The road can jam your radar. Break your flow. The booze is a symptom of my surrender to repetition and to my fun loving nature. There are two sides to the selfish state of mind. “Radar on” is the positive side. The suspended animation of the road is the negative. You leave into a world where social development and the nodes of creativity are frozen by the task at hand. You return home where you left off. I have seen this with drug addiction. If one is an addict by sixteen and recovers by thirty-five then the clean and sober middle aged man may have the social development of the sixteen year old in many departments.
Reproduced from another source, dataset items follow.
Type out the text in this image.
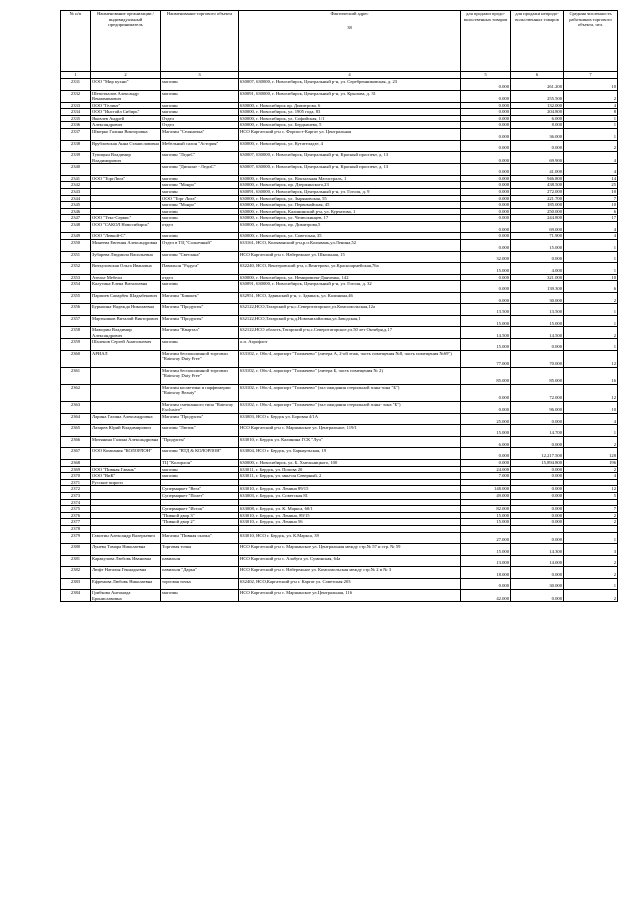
№ п/п	Наименование организации / индивидуальный предприниматель	Наименование торгового объекта	Фактический адрес
38	для продажи продо-вольственных товаров	для продажи непродо-вольственных товаров	Средняя численность работников торгового объекта, чел.
1	2	3	4	5	6	7
2331	ООО "Мир кухни"	магазин	630007, 630000, г. Новосибирск, Центральный р-н, ул. Серебренниковская, д. 23	0.000	261.200	10
2332	Шепоткалов Александр Вениаминович	магазин	630091, 630000, г. Новосибирск, Центральный р-н, ул. Крылова, д. 31	0.000	255.500	2
2333	ООО "Гелинт"	магазин	630000, г. Новосибирск пр. Димитрова, 6	0.000	132.000	4
2334	ООО "Инстайл Сибирь"	магазин	630000, г. Новосибирск, ул. 1905 года, 83	0.000	204.800	8
2335	Яковлев Андрей	Отдел	630000, г. Новосибирск, ул. Софийская, 1/1	0.000	6.000	1
2336	Александрович	Отдел	630000, г. Новосибирск, ул. Бердышева, 5	0.000	8.000	1
2337	Шмерко Галина Викторовна	Магазин "Селяночка"	НСО Каргатский р-н с. Форпост-Каргат ул. Центральная	0.000	36.000	1
2338	Врубловская Анна Станиславовна	Мебельный салон "Астория"	630000, г. Новосибирск, ул. Кутателадзе, 4	0.000	0.000	2
2339	Тупицын Владимир Владимирович	магазин "ЛедиС"	630007, 630000, г. Новосибирск, Центральный р-н, Красный проспект, д. 13	0.000	69.900	4
2340		магазин "Дисконт - ЛедиС"	630007, 630000, г. Новосибирск, Центральный р-н, Красный проспект, д. 13	0.000	41.000	4
2341	ООО "ТоргЛига"	магазин	630000, г. Новосибирск, ул. Вокзальная Магистраль, 1	0.000	946.800	14
2342		магазин "Монро"	630000, г. Новосибирск, пр. Дзержинского,23	0.000	438.500	25
2343		магазин	630091, 630000, г. Новосибирск, Центральный р-н, ул. Гоголя, д. 9	0.000	272.000	10
2344		ООО "Торг Лига"	630000, г. Новосибирск, ул. Зыряновская, 55	0.000	221.700	7
2345		магазин "Монро"	630000, г. Новосибирск, ул. Первомайская, 45	0.000	185.000	10
2346		магазин	630000, г. Новосибирск, Калининский р-н, ул. Курчатова, 1	0.000	250.000	6
2347	ООО "Текс-Сервис"	магазин	630000, г. Новосибирск, ул. Челюскинцев, 17	0.000	244.800	17
2348	ООО "САКОЛ Новосибирск"	отдел	630000, г. Новосибирск, пр. Димитрова,5	0.000	69.000	4
2349	ООО "Левкой-С"	магазин	630000, г. Новосибирск, ул. Советская, 35	0.000	71.900	4
2350	Минеева Евгения Александровна	Отдел в ТЦ "Солнечный"	633161, НСО, Колыванский р-н,р.п.Колывань,ул.Ленина,52	0.000	15.000	1
2351	Зубарева Людмила Васильевна	магазин "Светлана"	НСО Каргатский р-н с. Набережное ул. Школьная, 15	32.000	0.000	1
2352	Виткуловская Ольга Ивановна	Павильон "Радуга"	632240, НСО, Венгеровский р-н, с.Венгерово, ул.Красноармейская,76а	15.000	4.000	1
2353	Ателье Мебели	отдел	630000, г. Новосибирск, ул. Немировича-Данченко, 142	0.000	321.000	10
2354	Калугина Елена Витальевна	магазин	630091, 630000, г. Новосибирск, Центральный р-н, ул. Гоголя, д. 32	0.000	139.300	6
2355	Парпиев Сапарбек Шадыбекович	Магазин "Бишкек"	632951, НСО, Здвинский р-н, с. Здвинск, ул. Калинина,46	0.000	30.000	2
2356	Бурыкина Надежда Николаевна	Магазин "Продукты"	632122,НСО,Татарский р-н,с.Северотатарское,ул.Комсомольская,12а	13.500	13.500	1
2357	Мартышков Виталий Викторович	Магазин "Продукты"	632122,НСО,Татарский р-н,д.Новомихайловка,ул.Заводская,1	15.000	15.000	1
2358	Мажорин Владимир Александрович	Магазин "Квартал"	632122,НСО область,Татарский р-н,с.Северотатарское,ул.50 лет Октября,д.17	14.500	14.500	2
2359	Шаленов Сергей Анатольевич	магазин	о.п. Аэрофлот	15.000	0.000	1
2360	АРИАЛ	Магазин беспошлинной торговли "Rainway Duty Free"	633102, г. Обь-4, аэропорт "Толмачево" (литера А, 2-ой этаж, часть помещения №8, часть помещения №69")	77.000	70.000	12
2361		Магазин беспошлинной торговли "Rainway Duty Free"	633102, г. Обь-4, аэропорт "Толмачево" (литера Б, часть помещения № 2)	85.000	85.000	16
2362		Магазин косметики и парфюмерии "Rainway Beauty"	633102, г. Обь-4, аэропорт "Толмачево" (зал ожидания стерильной зоны-зона "Б")	0.000	72.000	12
2363		Магазин смешанного типа "Rainway Exclusive"	633102, г. Обь-4, аэропорт "Толмачево" (зал ожидания стерильной зоны- зона "Б")	0.000	96.000	10
2364	Ларина Галина Александровна	Магазин "Продукты"	633003, НСО г. Бердск ул. Боровая 4/1А	25.000	0.000	4
2365	Лазарев Юрий Владимирович	магазин "Лютик"	НСО Каргатский р-н с. Маршанское ул. Центральное, 119/1	15.000	14.700	1
2366	Митянина Галина Александровна	"Продукты"	633010, г. Бердск ул. Калинина ГСК "Луч"	6.000	0.000	2
2367	ООО Компания "КОЛОРЛОН"	магазин "ВТД & КОЛОРЛОН"	633004, НСО г. Бердск, ул. Барнаульская, 19	0.000	12,217.500	128
2368		ТЦ "Колорлон"	630000, г. Новосибирск, ул. Б. Хмельницкого, 100	0.000	15,894.800	196
2369	ООО "Пивная Гавань"	магазин	633011, г. Бердск, ул. Попова 20	24.000	0.000	2
2370	ООО "ВиК"	магазин	633011, г. Бердск, ул. мкн-он Северный, 2	7.000	0.000	4
2371	Русские пироги					
2372		Супермаркет "Вега"	633010, г. Бердск, ул. Ленина 89/15	148.000	0.000	12
2373		Супермаркет "Полет"	633003, г. Бердск, ул. Советская 81	49.000	0.000	5
2374						
2375		Супермаркет "Исток"	633008, г. Бердск, ул. К. Маркса, 60/1	82.000	0.000	7
2376		"Пивной двор 3"	633010, г. Бердск, ул. Ленина, 89/15	15.000	0.000	2
2377		"Пивной двор 2"	633010, г. Бердск, ул. Ленина 56	15.000	0.000	2
2378						
2379	Гамотин Александр Валерьевич	Магазин "Пивная сказка"	633010, НСО г. Бердск, ул. К.Маркса, 39	27.000	0.000	1
2380	Лунева Тамара Николаевна	Торговая точка	НСО Каргатский р-н с. Маршанское ул. Центральная между стр.№ 57 и стр. № 59	15.000	14.300	3
2381	Каракулова Любовь Ивановна	павильон	НСО Каргатский р-н с. Алабуга ул. Суминская, 64а	13.000	14.000	2
2382	Люфт Наталья Геннадьевна	павильон "Дарья"	НСО Каргатский р-н с. Набережное ул. Комсомольская между стр.№ 2 и № 3	18.000	0.000	2
2383	Ефремова Любовь Николаевна	торговая точка	632402, НСО,Каргатский р-н г. Каргат ул. Советская 203	0.000	30.000	1
2384	Грибкова Антонида Брониславовна	магазин	НСО Каргатский р-н с. Маршанское ул.Центральная, 116	42.000	0.000	2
I would argue that a lot of musicians linger in this zone from the effects of a road life compounded, in some cases, by its lifestyle flourishes. I have my radar on right now. I know when it happens. I can feel it like a warm tidal bore through to the tips of my molecules. I can feel the surrender and the guilty pride and the sense of identity. I took my radar out for its first walk into an evening without the sagging sump of a looming battle blimp sky. Its been pissing and sopping wet and in this rare hour the night seemed all cool bright and warm amber. -- hardly dark at all. You could smell the underbrush and the hiding places. All the dogs were aware but not sounding alarms. Not many were on the street. A man had a serious call to take out into his driveway on the cordless phone. His slippers had a purple fringe. A glint from the streetlight hit his wire rimmed galsses. He had an elegant bald spot in the yarmulke position. His wife came out onto the porch, with folded arms, not dressed for the outdoors, to listen in. She wheeled to go back inside and the screen door slammed. My inner voice followed it with, “Mary’s dress waves. Like a vision she dances across the porch as the radio plays. Roy Orbison singin’ for the lonely. Girl it’s me and I want you only. Don’t turn me off again I just can’t seem to face the night alone again.” North Van was Jersey. I walked a few steps and my radar swept out of Thunder Road and stated the plain and obvious. It’s quiet out.